Three Lanes Are Better Than Two

Three Lanes Are Better Than Two

Three lanes are always better than two but environmentalists are against expanding from two lanes to three lanes because they say that having three lanes will promote the use of the car. I believe that this is a flawed argument.

The A1 motorway between Geneva and Lausanne is often congested because when a slow vehicle wants to overtake a slower moving vehicle it blocks the motorway as can be seen in the video included within this post.

On a three-lane motorway you have the slow lane for slow vehicles, insecure drivers and stoned people with no rush to get anywhere. In the middle lane you have those who want to drive at the speed limit without having to slow down and accelerate all the time. In the left lane, you have all the cars that want to overtake everyone else.

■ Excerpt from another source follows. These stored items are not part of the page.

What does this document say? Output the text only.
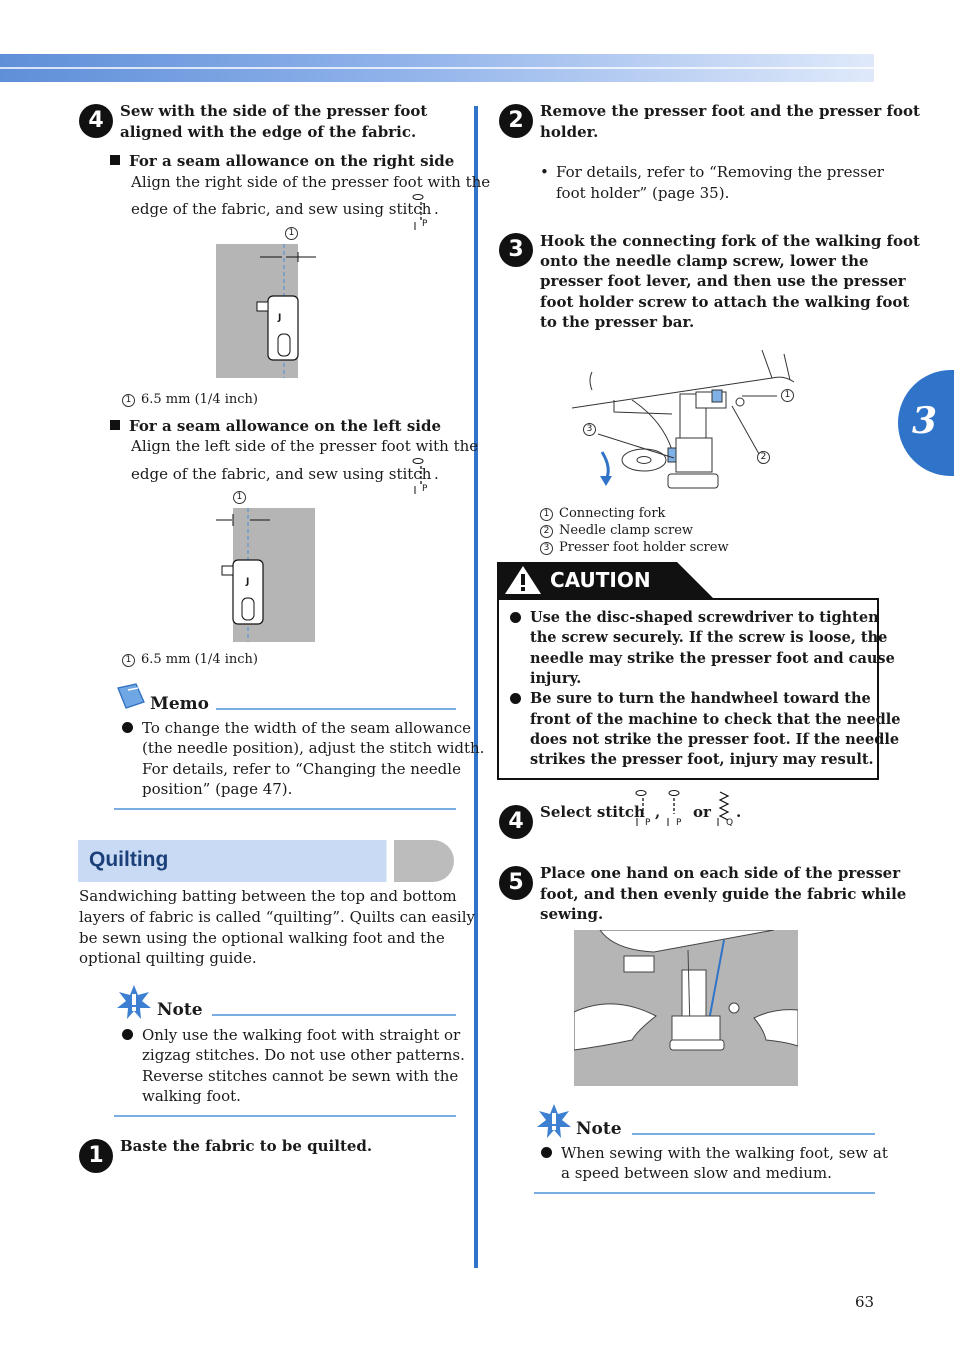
3
4	Sew with the side of the presser foot aligned with the edge of the fabric.
For a seam allowance on the right side
Align the right side of the presser foot with the
edge of the fabric, and sew using stitch
P
.
J
1
1 6.5 mm (1/4 inch)
For a seam allowance on the left side
Align the left side of the presser foot with the
edge of the fabric, and sew using stitch
P
.
J
1
1 6.5 mm (1/4 inch)
Memo
To change the width of the seam allowance
(the needle position), adjust the stitch width.
For details, refer to “Changing the needle
position” (page 47).
Quilting
Sandwiching batting between the top and bottom
layers of fabric is called “quilting”. Quilts can easily
be sewn using the optional walking foot and the
optional quilting guide.
Note
Only use the walking foot with straight or
zigzag stitches. Do not use other patterns.
Reverse stitches cannot be sewn with the
walking foot.
1	Baste the fabric to be quilted.
2	Remove the presser foot and the presser foot
holder.
• For details, refer to “Removing the presser
foot holder” (page 35).
3	Hook the connecting fork of the walking foot
onto the needle clamp screw, lower the
presser foot lever, and then use the presser
foot holder screw to attach the walking foot
to the presser bar.
1
2
3
1 Connecting fork
2 Needle clamp screw
3 Presser foot holder screw
CAUTION
Use the disc-shaped screwdriver to tighten
the screw securely. If the screw is loose, the
needle may strike the presser foot and cause
injury.
Be sure to turn the handwheel toward the
front of the machine to check that the needle
does not strike the presser foot. If the needle
strikes the presser foot, injury may result.
4	Select stitch
P
,
P
or
Q
.
5	Place one hand on each side of the presser
foot, and then evenly guide the fabric while
sewing.
Note
When sewing with the walking foot, sew at
a speed between slow and medium.
63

In a system with three lanes, there are three options, and these three options usually ensure that all cars are going at the speed that they are restricted to, or feel comfortable with.

In a two-lane system, these three groups of drivers are stuck in two lanes, but in reality, you only have one lane, the fast lane. The problem with having just two lanes is that if you’re in the right lane you will need to move out and back in constantly as you are expected to do.

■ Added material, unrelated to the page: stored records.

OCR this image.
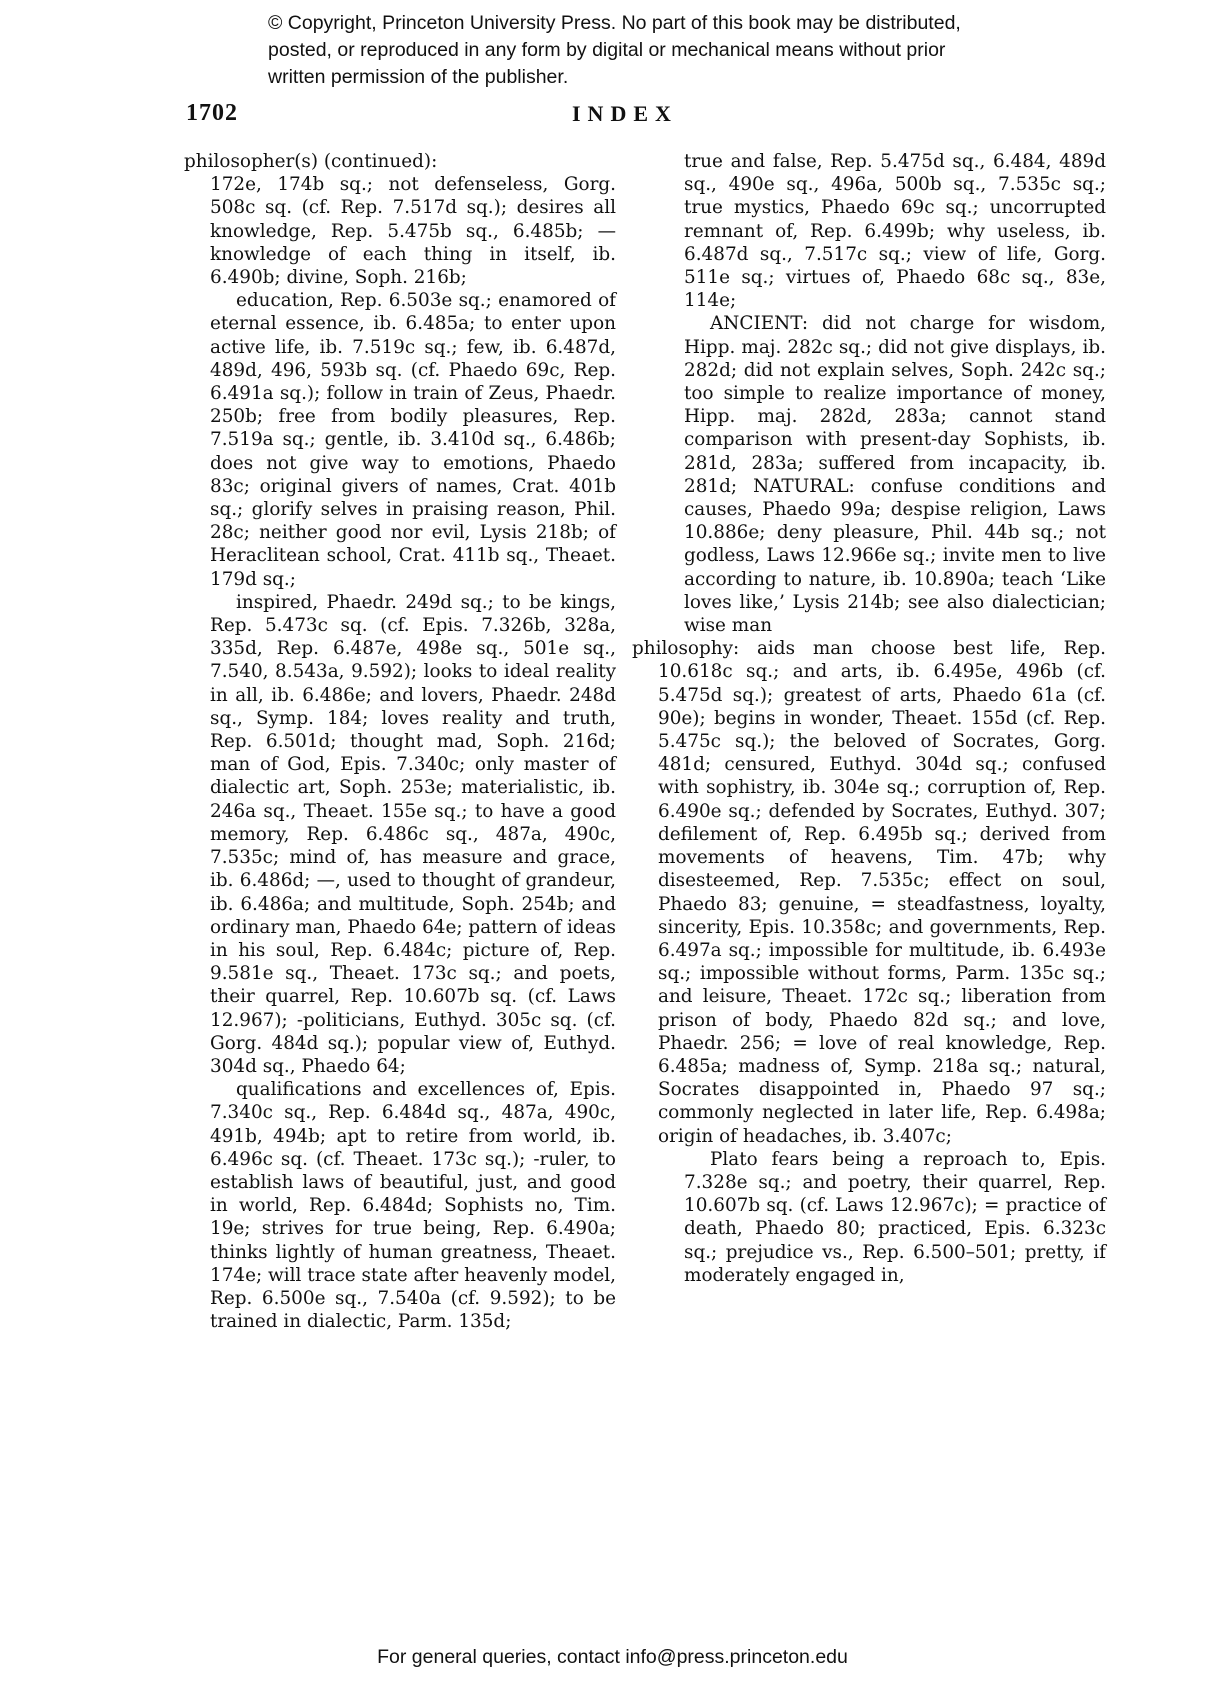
© Copyright, Princeton University Press. No part of this book may be distributed, posted, or reproduced in any form by digital or mechanical means without prior written permission of the publisher.
1702	INDEX

philosopher(s) (continued):

172e, 174b sq.; not defenseless, Gorg. 508c sq. (cf. Rep. 7.517d sq.); desires all knowledge, Rep. 5.475b sq., 6.485b; — knowledge of each thing in itself, ib. 6.490b; divine, Soph. 216b;

education, Rep. 6.503e sq.; enamored of eternal essence, ib. 6.485a; to enter upon active life, ib. 7.519c sq.; few, ib. 6.487d, 489d, 496, 593b sq. (cf. Phaedo 69c, Rep. 6.491a sq.); follow in train of Zeus, Phaedr. 250b; free from bodily pleasures, Rep. 7.519a sq.; gentle, ib. 3.410d sq., 6.486b; does not give way to emotions, Phaedo 83c; original givers of names, Crat. 401b sq.; glorify selves in praising reason, Phil. 28c; neither good nor evil, Lysis 218b; of Heraclitean school, Crat. 411b sq., Theaet. 179d sq.;

inspired, Phaedr. 249d sq.; to be kings, Rep. 5.473c sq. (cf. Epis. 7.326b, 328a, 335d, Rep. 6.487e, 498e sq., 501e sq., 7.540, 8.543a, 9.592); looks to ideal reality in all, ib. 6.486e; and lovers, Phaedr. 248d sq., Symp. 184; loves reality and truth, Rep. 6.501d; thought mad, Soph. 216d; man of God, Epis. 7.340c; only master of dialectic art, Soph. 253e; materialistic, ib. 246a sq., Theaet. 155e sq.; to have a good memory, Rep. 6.486c sq., 487a, 490c, 7.535c; mind of, has measure and grace, ib. 6.486d; —, used to thought of grandeur, ib. 6.486a; and multitude, Soph. 254b; and ordinary man, Phaedo 64e; pattern of ideas in his soul, Rep. 6.484c; picture of, Rep. 9.581e sq., Theaet. 173c sq.; and poets, their quarrel, Rep. 10.607b sq. (cf. Laws 12.967); -politicians, Euthyd. 305c sq. (cf. Gorg. 484d sq.); popular view of, Euthyd. 304d sq., Phaedo 64;

qualifications and excellences of, Epis. 7.340c sq., Rep. 6.484d sq., 487a, 490c, 491b, 494b; apt to retire from world, ib. 6.496c sq. (cf. Theaet. 173c sq.); -ruler, to establish laws of beautiful, just, and good in world, Rep. 6.484d; Sophists no, Tim. 19e; strives for true being, Rep. 6.490a; thinks lightly of human greatness, Theaet. 174e; will trace state after heavenly model, Rep. 6.500e sq., 7.540a (cf. 9.592); to be trained in dialectic, Parm. 135d;

true and false, Rep. 5.475d sq., 6.484, 489d sq., 490e sq., 496a, 500b sq., 7.535c sq.; true mystics, Phaedo 69c sq.; uncorrupted remnant of, Rep. 6.499b; why useless, ib. 6.487d sq., 7.517c sq.; view of life, Gorg. 511e sq.; virtues of, Phaedo 68c sq., 83e, 114e;

ANCIENT: did not charge for wisdom, Hipp. maj. 282c sq.; did not give displays, ib. 282d; did not explain selves, Soph. 242c sq.; too simple to realize importance of money, Hipp. maj. 282d, 283a; cannot stand comparison with present-day Sophists, ib. 281d, 283a; suffered from incapacity, ib. 281d; NATURAL: confuse conditions and causes, Phaedo 99a; despise religion, Laws 10.886e; deny pleasure, Phil. 44b sq.; not godless, Laws 12.966e sq.; invite men to live according to nature, ib. 10.890a; teach ‘Like loves like,’ Lysis 214b; see also dialectician; wise man

philosophy: aids man choose best life, Rep. 10.618c sq.; and arts, ib. 6.495e, 496b (cf. 5.475d sq.); greatest of arts, Phaedo 61a (cf. 90e); begins in wonder, Theaet. 155d (cf. Rep. 5.475c sq.); the beloved of Socrates, Gorg. 481d; censured, Euthyd. 304d sq.; confused with sophistry, ib. 304e sq.; corruption of, Rep. 6.490e sq.; defended by Socrates, Euthyd. 307; defilement of, Rep. 6.495b sq.; derived from movements of heavens, Tim. 47b; why disesteemed, Rep. 7.535c; effect on soul, Phaedo 83; genuine, = steadfastness, loyalty, sincerity, Epis. 10.358c; and governments, Rep. 6.497a sq.; impossible for multitude, ib. 6.493e sq.; impossible without forms, Parm. 135c sq.; and leisure, Theaet. 172c sq.; liberation from prison of body, Phaedo 82d sq.; and love, Phaedr. 256; = love of real knowledge, Rep. 6.485a; madness of, Symp. 218a sq.; natural, Socrates disappointed in, Phaedo 97 sq.; commonly neglected in later life, Rep. 6.498a; origin of headaches, ib. 3.407c;

Plato fears being a reproach to, Epis. 7.328e sq.; and poetry, their quarrel, Rep. 10.607b sq. (cf. Laws 12.967c); = practice of death, Phaedo 80; practiced, Epis. 6.323c sq.; prejudice vs., Rep. 6.500–501; pretty, if moderately engaged in,

For general queries, contact info@press.princeton.edu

Frequently when you do this you find that you are constantly having to go from 100-120km/h burning a lot of fuel constantly accelerating and decelerating. The reason for this constant change of speed is that you’re constantly getting blocked by cars in the right lane either driving too fast or too close to each other. This is another behaviour you see in the two-minute clip.

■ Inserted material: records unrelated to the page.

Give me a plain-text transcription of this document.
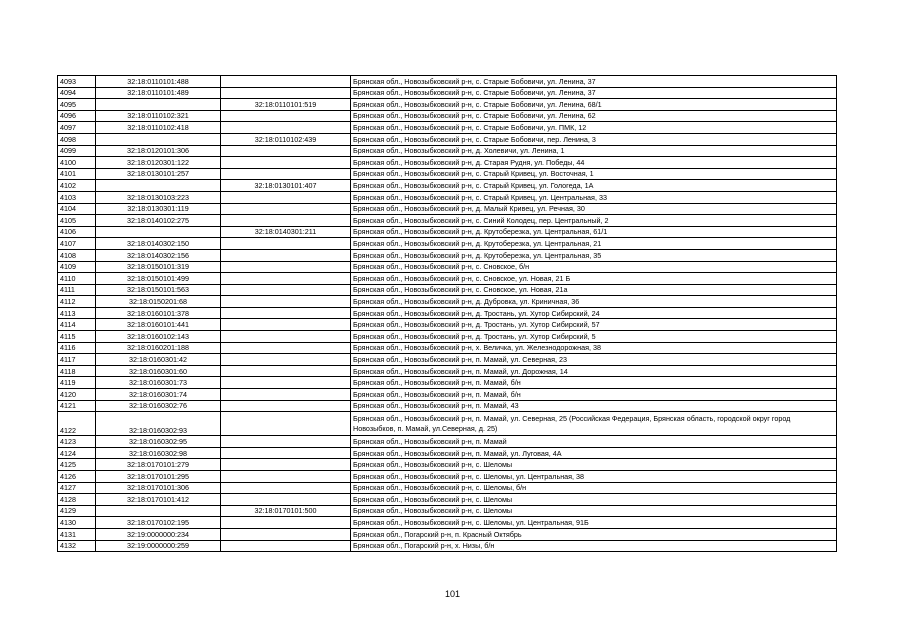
4093	32:18:0110101:488		Брянская обл., Новозыбковский р-н, с. Старые Бобовичи, ул. Ленина, 37
4094	32:18:0110101:489		Брянская обл., Новозыбковский р-н, с. Старые Бобовичи, ул. Ленина, 37
4095		32:18:0110101:519	Брянская обл., Новозыбковский р-н, с. Старые Бобовичи, ул. Ленина, 68/1
4096	32:18:0110102:321		Брянская обл., Новозыбковский р-н, с. Старые Бобовичи, ул. Ленина, 62
4097	32:18:0110102:418		Брянская обл., Новозыбковский р-н, с. Старые Бобовичи, ул. ПМК, 12
4098		32:18:0110102:439	Брянская обл., Новозыбковский р-н, с. Старые Бобовичи, пер. Ленина, 3
4099	32:18:0120101:306		Брянская обл., Новозыбковский р-н, д. Холевичи, ул. Ленина, 1
4100	32:18:0120301:122		Брянская обл., Новозыбковский р-н, д. Старая Рудня, ул. Победы, 44
4101	32:18:0130101:257		Брянская обл., Новозыбковский р-н, с. Старый Кривец, ул. Восточная, 1
4102		32:18:0130101:407	Брянская обл., Новозыбковский р-н, с. Старый Кривец, ул. Гологеда, 1А
4103	32:18:0130103:223		Брянская обл., Новозыбковский р-н, с. Старый Кривец, ул. Центральная, 33
4104	32:18:0130301:119		Брянская обл., Новозыбковский р-н, д. Малый Кривец, ул. Речная, 30
4105	32:18:0140102:275		Брянская обл., Новозыбковский р-н, с. Синий Колодец, пер. Центральный, 2
4106		32:18:0140301:211	Брянская обл., Новозыбковский р-н, д. Крутоберезка, ул. Центральная, 61/1
4107	32:18:0140302:150		Брянская обл., Новозыбковский р-н, д. Крутоберезка, ул. Центральная, 21
4108	32:18:0140302:156		Брянская обл., Новозыбковский р-н, д. Крутоберезка, ул. Центральная, 35
4109	32:18:0150101:319		Брянская обл., Новозыбковский р-н, с. Сновское, б/н
4110	32:18:0150101:499		Брянская обл., Новозыбковский р-н, с. Сновское, ул. Новая, 21 Б
4111	32:18:0150101:563		Брянская обл., Новозыбковский р-н, с. Сновское, ул. Новая, 21а
4112	32:18:0150201:68		Брянская обл., Новозыбковский р-н, д. Дубровка, ул. Криничная, 36
4113	32:18:0160101:378		Брянская обл., Новозыбковский р-н, д. Тростань, ул. Хутор Сибирский, 24
4114	32:18:0160101:441		Брянская обл., Новозыбковский р-н, д. Тростань, ул. Хутор Сибирский, 57
4115	32:18:0160102:143		Брянская обл., Новозыбковский р-н, д. Тростань, ул. Хутор Сибирский, 5
4116	32:18:0160201:188		Брянская обл., Новозыбковский р-н, х. Величка, ул. Железнодорожная, 38
4117	32:18:0160301:42		Брянская обл., Новозыбковский р-н, п. Мамай, ул. Северная, 23
4118	32:18:0160301:60		Брянская обл., Новозыбковский р-н, п. Мамай, ул. Дорожная, 14
4119	32:18:0160301:73		Брянская обл., Новозыбковский р-н, п. Мамай, б/н
4120	32:18:0160301:74		Брянская обл., Новозыбковский р-н, п. Мамай, б/н
4121	32:18:0160302:76		Брянская обл., Новозыбковский р-н, п. Мамай, 43
4122	32:18:0160302:93		Брянская обл., Новозыбковский р-н, п. Мамай, ул. Северная, 25 (Российская Федерация, Брянская область, городской округ город Новозыбков, п. Мамай, ул.Северная, д. 25)
4123	32:18:0160302:95		Брянская обл., Новозыбковский р-н, п. Мамай
4124	32:18:0160302:98		Брянская обл., Новозыбковский р-н, п. Мамай, ул. Луговая, 4А
4125	32:18:0170101:279		Брянская обл., Новозыбковский р-н, с. Шеломы
4126	32:18:0170101:295		Брянская обл., Новозыбковский р-н, с. Шеломы, ул. Центральная, 38
4127	32:18:0170101:306		Брянская обл., Новозыбковский р-н, с. Шеломы, б/н
4128	32:18:0170101:412		Брянская обл., Новозыбковский р-н, с. Шеломы
4129		32:18:0170101:500	Брянская обл., Новозыбковский р-н, с. Шеломы
4130	32:18:0170102:195		Брянская обл., Новозыбковский р-н, с. Шеломы, ул. Центральная, 91Б
4131	32:19:0000000:234		Брянская обл., Погарский р-н, п. Красный Октябрь
4132	32:19:0000000:259		Брянская обл., Погарский р-н, х. Низы, б/н
101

This results in large stretches of the motorway being empty. As two slow vehicles overtake faster vehicles are unable to overtake and the density of traffic behind the slow vehicles increases. As soon as the slow vehicle has finished overtaking vehicles able to go at the speed limit accelerate and the accordion of traffic expands again.

In a three-lane system, the accordion has less chance to occur resulting in greater fuel economy as cars stick to a steady speed.

I filmed the motorway as a distraction during a walk, not expecting to get such a clear illustration of how easily congestion occurs on a two-lane motorway.